A consequence of a mutex being available in multiple processes is that access to it must be controlled by the kernel.
Read the following support article from Microsoft: http://support.microsoft.com/kb/105678.
Critical sections and mutexes provide synchronization that is very similar, except that critical sections can be used only by the threads of a single process. There are two areas to consider when choosing which method to use within a single process:
Speed. The Synchronization overview says the following about critical sections:
... critical section objects provide a slightly faster, more efficient
mechanism for mutual-exclusion synchronization. Critical sections use
a processor-specific test and set instruction to determine mutual
exclusion.
Deadlock. The Synchronization overview says the following about mutexes:
If a thread terminates without releasing its ownership of a mutex
object, the mutex is considered to be abandoned. A waiting thread can
acquire ownership of an abandoned mutex, but the wait function's
return value indicates that the mutex is abandoned.
WaitForSingleObject() will return WAIT_ABANDONED for a mutex that has
been abandoned. However, the resource that the mutex is protecting is
left in an unknown state.
There is no way to tell whether a critical section has been abandoned.
What are the factors to keep in mind while choosing between Critical Sections, Mutex and Spin Locks? All of them provide for synchronization but are there any specific guidelines on when to use what?
EDIT: I did mean the windows platform as it has a notion of Critical Sections as a synchronization construct.
In Windows parlance, a critical section is a hybrid between a spin lock and a non-busy wait. It spins for a short time, then--if it hasn't yet grabbed the resource--it sets up an event and waits on it. If contention for the resource is low, the spin lock behavior is usually enough.
Critical Sections are a good choice for a multithreaded program that doesn't need to worry about sharing resources with other processes.
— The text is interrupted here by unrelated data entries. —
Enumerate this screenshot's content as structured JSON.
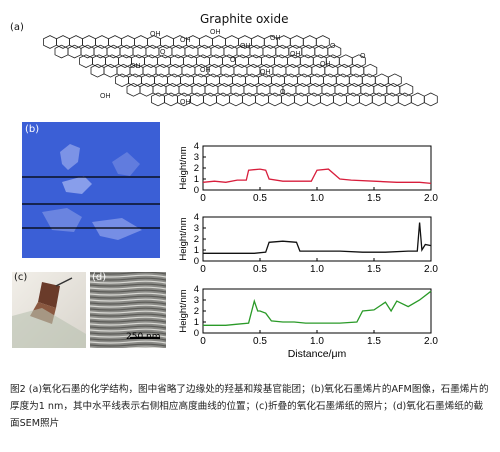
{
  "panel_a": {
    "label": "(a)",
    "title": "Graphite oxide",
    "groups": [
      "OH",
      "OH",
      "OH",
      "OH",
      "OH",
      "OH",
      "OH",
      "OH",
      "OH",
      "OH",
      "OH",
      "OH",
      "O",
      "O",
      "O",
      "O",
      "O"
    ]
  },
  "panel_b": {
    "label": "(b)"
  },
  "panel_c": {
    "label": "(c)"
  },
  "panel_d": {
    "label": "(d)",
    "scalebar": "250 nm"
  },
  "colors": {
    "trace1": "#d81e3c",
    "trace2": "#111111",
    "trace3": "#2a9a28",
    "afm_bg": "#3b5fd6"
  },
  "chart_data": [
    {
      "type": "line",
      "xlabel": "",
      "ylabel": "Height/nm",
      "xlim": [
        0,
        2.0
      ],
      "ylim": [
        0,
        4
      ],
      "xticks": [
        "0",
        "0.5",
        "1.0",
        "1.5",
        "2.0"
      ],
      "yticks": [
        "0",
        "1",
        "2",
        "3",
        "4"
      ],
      "series": [
        {
          "x": [
            0,
            0.1,
            0.2,
            0.3,
            0.38,
            0.4,
            0.5,
            0.55,
            0.58,
            0.7,
            0.8,
            0.95,
            1.0,
            1.1,
            1.2,
            1.3,
            1.5,
            1.7,
            1.9,
            2.0
          ],
          "y": [
            0.7,
            0.8,
            0.7,
            0.9,
            0.9,
            1.8,
            1.9,
            1.8,
            1.0,
            0.8,
            0.8,
            0.8,
            1.8,
            1.9,
            1.0,
            0.9,
            0.8,
            0.7,
            0.7,
            0.6
          ]
        }
      ]
    },
    {
      "type": "line",
      "xlabel": "",
      "ylabel": "Height/nm",
      "xlim": [
        0,
        2.0
      ],
      "ylim": [
        0,
        4
      ],
      "xticks": [
        "0",
        "0.5",
        "1.0",
        "1.5",
        "2.0"
      ],
      "yticks": [
        "0",
        "1",
        "2",
        "3",
        "4"
      ],
      "series": [
        {
          "x": [
            0,
            0.1,
            0.2,
            0.3,
            0.45,
            0.55,
            0.58,
            0.7,
            0.82,
            0.85,
            1.0,
            1.2,
            1.4,
            1.6,
            1.8,
            1.88,
            1.9,
            1.92,
            1.95,
            2.0
          ],
          "y": [
            0.7,
            0.7,
            0.7,
            0.7,
            0.7,
            0.8,
            1.7,
            1.8,
            1.7,
            0.9,
            0.9,
            0.9,
            0.8,
            0.8,
            0.9,
            0.9,
            3.5,
            1.0,
            1.5,
            1.4
          ]
        }
      ]
    },
    {
      "type": "line",
      "xlabel": "Distance/μm",
      "ylabel": "Height/nm",
      "xlim": [
        0,
        2.0
      ],
      "ylim": [
        0,
        4
      ],
      "xticks": [
        "0",
        "0.5",
        "1.0",
        "1.5",
        "2.0"
      ],
      "yticks": [
        "0",
        "1",
        "2",
        "3",
        "4"
      ],
      "series": [
        {
          "x": [
            0,
            0.1,
            0.2,
            0.3,
            0.4,
            0.45,
            0.48,
            0.5,
            0.55,
            0.6,
            0.7,
            0.8,
            0.9,
            1.0,
            1.2,
            1.35,
            1.4,
            1.5,
            1.6,
            1.65,
            1.7,
            1.8,
            1.9,
            2.0
          ],
          "y": [
            0.7,
            0.7,
            0.7,
            0.8,
            0.9,
            2.9,
            2.0,
            2.0,
            1.8,
            1.1,
            1.0,
            1.0,
            0.9,
            0.9,
            0.9,
            1.0,
            2.0,
            2.1,
            2.8,
            2.0,
            2.9,
            2.4,
            3.0,
            3.8
          ]
        }
      ]
    }
  ],
  "caption": "图2 (a)氧化石墨的化学结构，图中省略了边缘处的羟基和羧基官能团；(b)氧化石墨烯片的AFM图像，石墨烯片的厚度为1 nm，其中水平线表示右侧相应高度曲线的位置；(c)折叠的氧化石墨烯纸的照片；(d)氧化石墨烯纸的截面SEM照片"
}
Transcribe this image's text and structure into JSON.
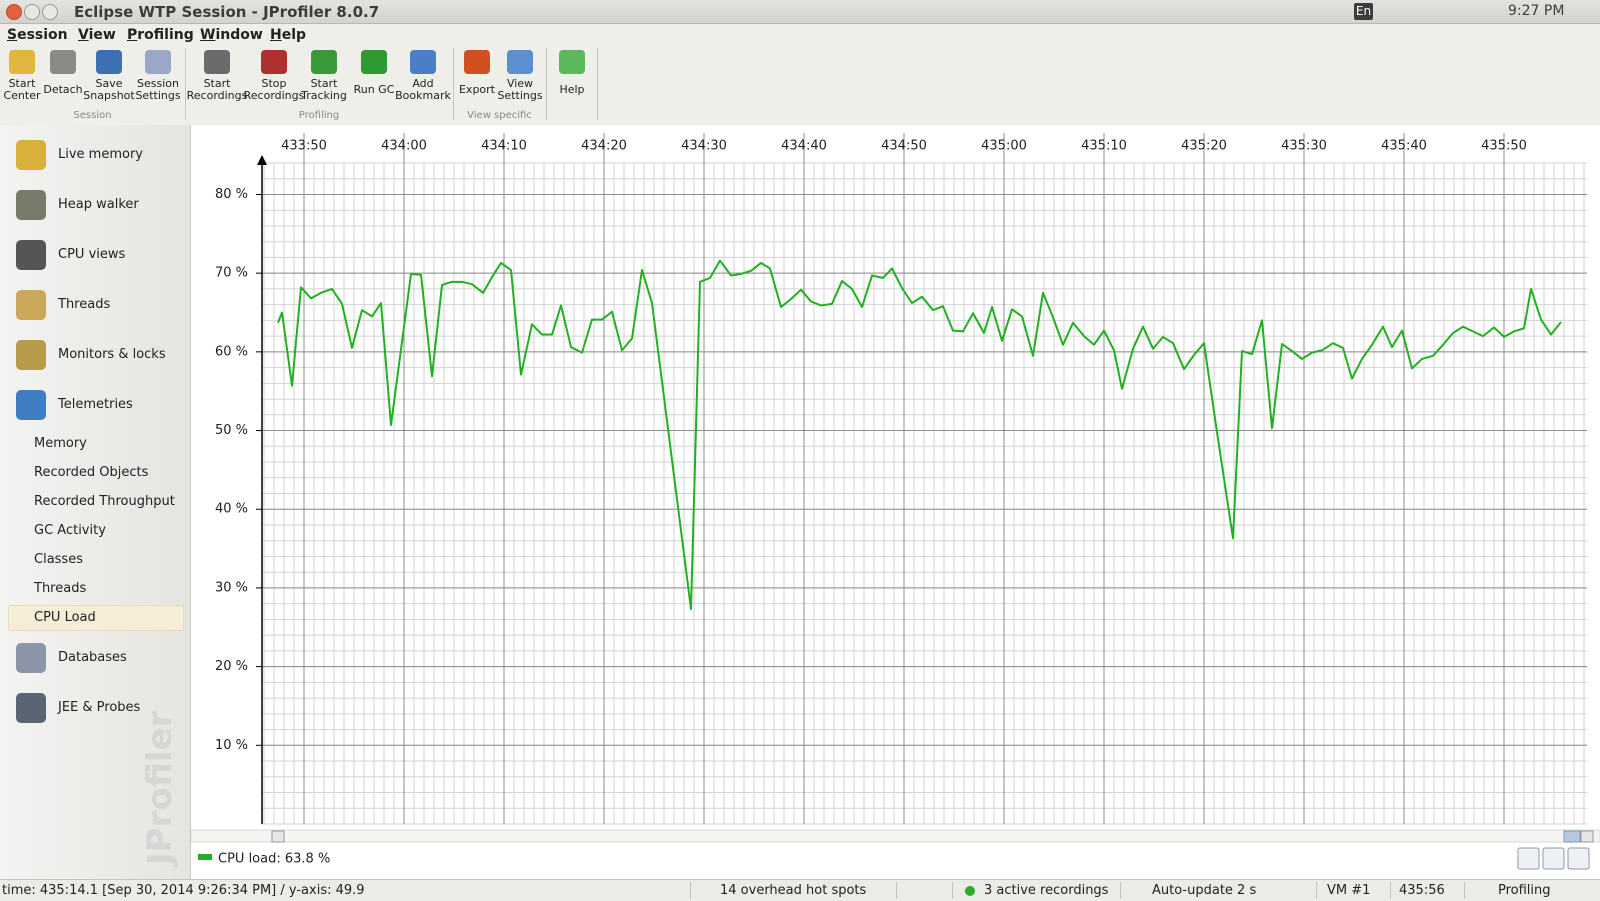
{
  "window": {
    "title": "Eclipse WTP Session - JProfiler 8.0.7"
  },
  "tray": {
    "input": "En",
    "clock": "9:27 PM"
  },
  "menu": [
    "Session",
    "View",
    "Profiling",
    "Window",
    "Help"
  ],
  "toolbar": [
    {
      "label": "Session",
      "buttons": [
        [
          "Start",
          "Center"
        ],
        [
          "Detach"
        ],
        [
          "Save",
          "Snapshot"
        ],
        [
          "Session",
          "Settings"
        ]
      ]
    },
    {
      "label": "Profiling",
      "buttons": [
        [
          "Start",
          "Recordings"
        ],
        [
          "Stop",
          "Recordings"
        ],
        [
          "Start",
          "Tracking"
        ],
        [
          "Run GC"
        ],
        [
          "Add",
          "Bookmark"
        ]
      ]
    },
    {
      "label": "View specific",
      "buttons": [
        [
          "Export"
        ],
        [
          "View",
          "Settings"
        ]
      ]
    },
    {
      "buttons": [
        [
          "Help"
        ]
      ]
    }
  ],
  "sidebar": {
    "items": [
      "Live memory",
      "Heap walker",
      "CPU views",
      "Threads",
      "Monitors & locks",
      "Telemetries"
    ],
    "telemetries": [
      "Memory",
      "Recorded Objects",
      "Recorded Throughput",
      "GC Activity",
      "Classes",
      "Threads",
      "CPU Load"
    ],
    "selected": 6,
    "more_items": [
      "Databases",
      "JEE & Probes"
    ],
    "watermark": "JProfiler"
  },
  "chart_data": {
    "type": "line",
    "x": [
      26027.4,
      26027.8,
      26028.8,
      26029.7,
      26030.7,
      26031.7,
      26032.8,
      26033.8,
      26034.8,
      26035.8,
      26036.8,
      26037.7,
      26038.7,
      26040.7,
      26041.7,
      26042.8,
      26043.8,
      26044.8,
      26045.8,
      26046.8,
      26047.9,
      26048.9,
      26049.7,
      26050.7,
      26051.7,
      26052.8,
      26053.8,
      26054.8,
      26055.7,
      26056.7,
      26057.8,
      26058.8,
      26059.8,
      26060.8,
      26061.8,
      26062.8,
      26063.8,
      26064.8,
      26068.7,
      26069.6,
      26070.6,
      26071.6,
      26072.7,
      26073.7,
      26074.7,
      26075.7,
      26076.6,
      26077.7,
      26078.7,
      26079.7,
      26080.7,
      26081.7,
      26082.8,
      26083.8,
      26084.8,
      26085.8,
      26086.8,
      26087.9,
      26088.8,
      26089.8,
      26090.8,
      26091.8,
      26092.9,
      26093.9,
      26094.9,
      26095.9,
      26096.9,
      26098.0,
      26098.8,
      26099.8,
      26100.8,
      26101.8,
      26102.9,
      26103.9,
      26104.9,
      26105.9,
      26106.9,
      26108.0,
      26109.0,
      26110.0,
      26111.0,
      26111.8,
      26112.9,
      26113.9,
      26114.9,
      26115.9,
      26116.9,
      26118.0,
      26119.0,
      26120.0,
      26121.3,
      26122.9,
      26123.8,
      26124.8,
      26125.8,
      26126.8,
      26127.8,
      26128.8,
      26129.8,
      26130.8,
      26131.8,
      26132.9,
      26133.9,
      26134.8,
      26135.8,
      26136.8,
      26137.9,
      26138.8,
      26139.8,
      26140.8,
      26141.8,
      26142.9,
      26143.9,
      26144.9,
      26145.9,
      26146.9,
      26147.9,
      26149.0,
      26150.0,
      26151.0,
      26152.0,
      26152.7,
      26153.7,
      26154.7,
      26155.7
    ],
    "series": [
      {
        "name": "CPU load: 63.8 %",
        "color": "#22b022",
        "values": [
          63.7,
          65.0,
          55.7,
          68.2,
          66.8,
          67.5,
          68.0,
          66.1,
          60.5,
          65.3,
          64.5,
          66.2,
          50.7,
          69.9,
          69.8,
          56.9,
          68.5,
          68.9,
          68.9,
          68.6,
          67.5,
          69.7,
          71.3,
          70.4,
          57.1,
          63.5,
          62.2,
          62.2,
          65.9,
          60.6,
          59.9,
          64.1,
          64.1,
          65.1,
          60.2,
          61.7,
          70.4,
          66.2,
          27.3,
          68.9,
          69.4,
          71.6,
          69.7,
          69.9,
          70.3,
          71.3,
          70.6,
          65.7,
          66.7,
          67.9,
          66.4,
          65.9,
          66.1,
          69.0,
          68.0,
          65.7,
          69.7,
          69.4,
          70.6,
          68.1,
          66.2,
          67.0,
          65.3,
          65.8,
          62.7,
          62.6,
          64.9,
          62.4,
          65.7,
          61.4,
          65.4,
          64.5,
          59.5,
          67.5,
          64.4,
          60.9,
          63.7,
          62.0,
          60.9,
          62.7,
          60.2,
          55.3,
          60.4,
          63.2,
          60.4,
          61.9,
          61.1,
          57.8,
          59.6,
          61.1,
          49.8,
          36.3,
          60.1,
          59.7,
          64.0,
          50.3,
          61.0,
          60.1,
          59.1,
          59.9,
          60.2,
          61.1,
          60.5,
          56.6,
          59.1,
          60.9,
          63.2,
          60.6,
          62.7,
          57.9,
          59.1,
          59.5,
          60.9,
          62.4,
          63.2,
          62.6,
          62.0,
          63.1,
          61.9,
          62.6,
          63.0,
          68.0,
          64.1,
          62.2,
          63.8
        ]
      }
    ],
    "xlim": [
      26025.8,
      26158.3
    ],
    "ylim": [
      0,
      84
    ],
    "xticks": [
      {
        "value": 26030,
        "label": "433:50"
      },
      {
        "value": 26040,
        "label": "434:00"
      },
      {
        "value": 26050,
        "label": "434:10"
      },
      {
        "value": 26060,
        "label": "434:20"
      },
      {
        "value": 26070,
        "label": "434:30"
      },
      {
        "value": 26080,
        "label": "434:40"
      },
      {
        "value": 26090,
        "label": "434:50"
      },
      {
        "value": 26100,
        "label": "435:00"
      },
      {
        "value": 26110,
        "label": "435:10"
      },
      {
        "value": 26120,
        "label": "435:20"
      },
      {
        "value": 26130,
        "label": "435:30"
      },
      {
        "value": 26140,
        "label": "435:40"
      },
      {
        "value": 26150,
        "label": "435:50"
      }
    ],
    "yticks": [
      {
        "value": 10,
        "label": "10 %"
      },
      {
        "value": 20,
        "label": "20 %"
      },
      {
        "value": 30,
        "label": "30 %"
      },
      {
        "value": 40,
        "label": "40 %"
      },
      {
        "value": 50,
        "label": "50 %"
      },
      {
        "value": 60,
        "label": "60 %"
      },
      {
        "value": 70,
        "label": "70 %"
      },
      {
        "value": 80,
        "label": "80 %"
      }
    ],
    "grid": true
  },
  "status_bar": {
    "position": "time: 435:14.1 [Sep 30, 2014 9:26:34 PM] / y-axis: 49.9",
    "hot_spots": "14 overhead hot spots",
    "recordings": "3 active recordings",
    "auto_update": "Auto-update 2 s",
    "vm": "VM #1",
    "time": "435:56",
    "mode": "Profiling"
  }
}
A mutex is a good general-purpose lock. A named mutex can be used to control access among multiple processes. But it's usually a little more expensive to take a mutex than a critical section.
General points to consider:
The performance cost of using the mechanism.
The complexity introduced by using the mechanism.
In any given situation 1 or 2 may be more important.
E.g.
If you using multi-threading to write a high performance algorithm by making use of many cores and need to guard some data for safe access then 1 is probably very important.
If you have an application where a background thread is used to poll for some information on a timer and on the rare occasion it notices an update you need to guard some data for access then 2 is probably more important than 1.
1 will be down to the underlying implementation and probably scales with the scope of the protection e.g. a lock that is internal to a process is normally faster than a lock across all processes on a machine.
2 is easy to misjudge. First attempts to use locks to write thread safe code will normally miss some cases that lead to a deadlock. A simple deadlock would occur for example if thread A was waiting on a lock held by thread B but thread B was waiting on a lock held by thread A. Surprisingly easy to implement by accident.
On any given platform the naming and qualities of locking mechanisms may vary.
On windows critical sections are fast and process specific, mutexes are slower but cross process. Semaphores offer more complicated use cases. Some problems e.g. allocation from a pool may be solved very efficently using atomic functions rather than locks e.g. on windows InterlockedIncrement which is very fast indeed.
A Mutex in Windows is actually an interprocess concurrency mechanism, making it incredibly slow when used for intraprocess threading. A Critical Section is the Windows analogue to the mutex you normally think of.
Spin Locks are best used when the resource being contested is usually not held for a significant number of cycles, meaning the thread that has the lock is probably going to give it up soon.
EDIT : My answer is only relevant provided you mean 'On Windows', so hopefully that's what you meant.